Essay von Marci Shore

Vor 10 Jahren begannen in der Ukraine die Maidan-Proteste. Ihr Vermächtnis sind Menschen, die sich selbst als Subjekte der Geschichte verstehen.

Da waren die Proteste schon drei Wochen alt. Menschen auf dem Maidan im Dezember 2013 Foto: Konstantin Chernichkin/EST&OST

D ie Gegenwart ist nicht fassbar weil sie nicht von Dauer ist. Jean-Paul Sartre verstand die Gegenwart als eine Grenze zwischen dem Bereich der Faktizität – dem, was bereits geschehen ist und deshalb einfach ist – und dem Bereich der Transzendenz, einer Öffnung, die über das hinausgeht, was bisher gewesen ist. Die Revolution beleuchtet diese Grenze. Sie ist ein Moment der Entscheidung.

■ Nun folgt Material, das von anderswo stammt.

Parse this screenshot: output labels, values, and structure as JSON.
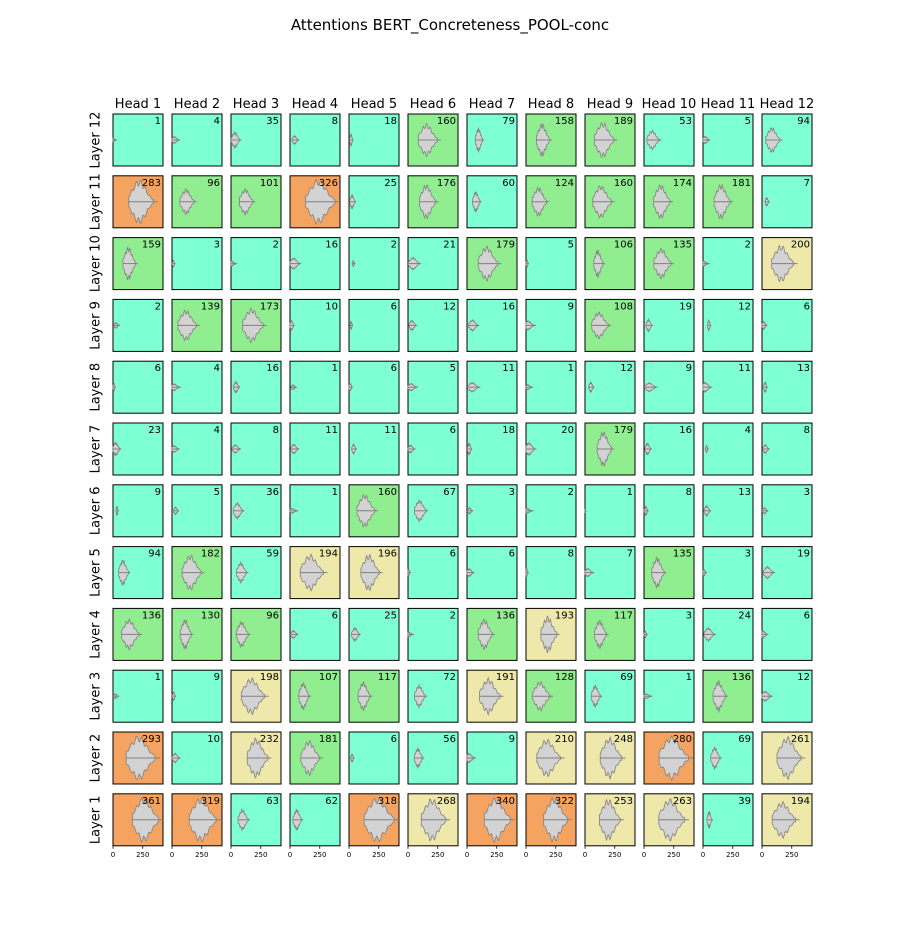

Im Jahr 2004 beging das Team des ukrainischen Präsidentschaftskandidaten Wiktor Janukowitsch, ein mit dem Kreml verbündeter Oligarch, Wahlbetrug – und Janukowitschs Gegner, Wiktor Juschtschenko, wurde während des Wahlkampfs mit Dioxin vergiftet. Massenproteste auf dem zentralen Platz in Kyjiw, dem Maidan, erzwangen eine Wiederholung der Wahl. Diesmal gewann Juschtschenko deutlich. In Kyjiw herrschte eine ekstatische Stimmung. Es schien, als könne Janukowitsch nie wieder zurückkommen.

Bild: Jindřich Nosek/CC BY-SA 4.0
Marci Shore

ist Professorin für Osteuropageschichte an der Yale University, New Haven, USA. 2018 erschien ihr Buch über die Maidan-Revolution: „The Ukrainian Night. An Intimate History of Revolution“.

Doch Juschtschenko erwies sich als Präsident als eine große Enttäuschung. Und Janukowitsch wählte aus den Angeboten der amerikanischen PR-Industrie eines für Gangstertypen mit Präsidentschaftsambitionen aus. Unter Anleitung seines Washingtoner PR-Beraters trat er 2010 erneut an und gewann die Präsidentschaftswahlen, diesmal rechtmäßig.

Anschließend überreichte Janukowitsch seinem Washingtoner Berater Paul Manafort als Dankeschön ein Glas Kaviar im Wert von über 30.000 Dollar.

In letzter Minute abgesagt

Der Trostpreis, den Janukowitsch der ihm verhassten liberalen Intelligenz in Aussicht stellte, war die Aussicht, wenn auch weit entfernt, auf die europäische Integration. Vor allem für die junge Generation war „Europa“ das Objekt ihrer Sehnsucht. Im November 2013 sollte die Ukraine dann ein lang erwartetes Assoziierungsabkommen mit der Europäischen Union unterzeichnen. In letzter Minute, am 21. November 2013, weigerte sich Janukowitsch.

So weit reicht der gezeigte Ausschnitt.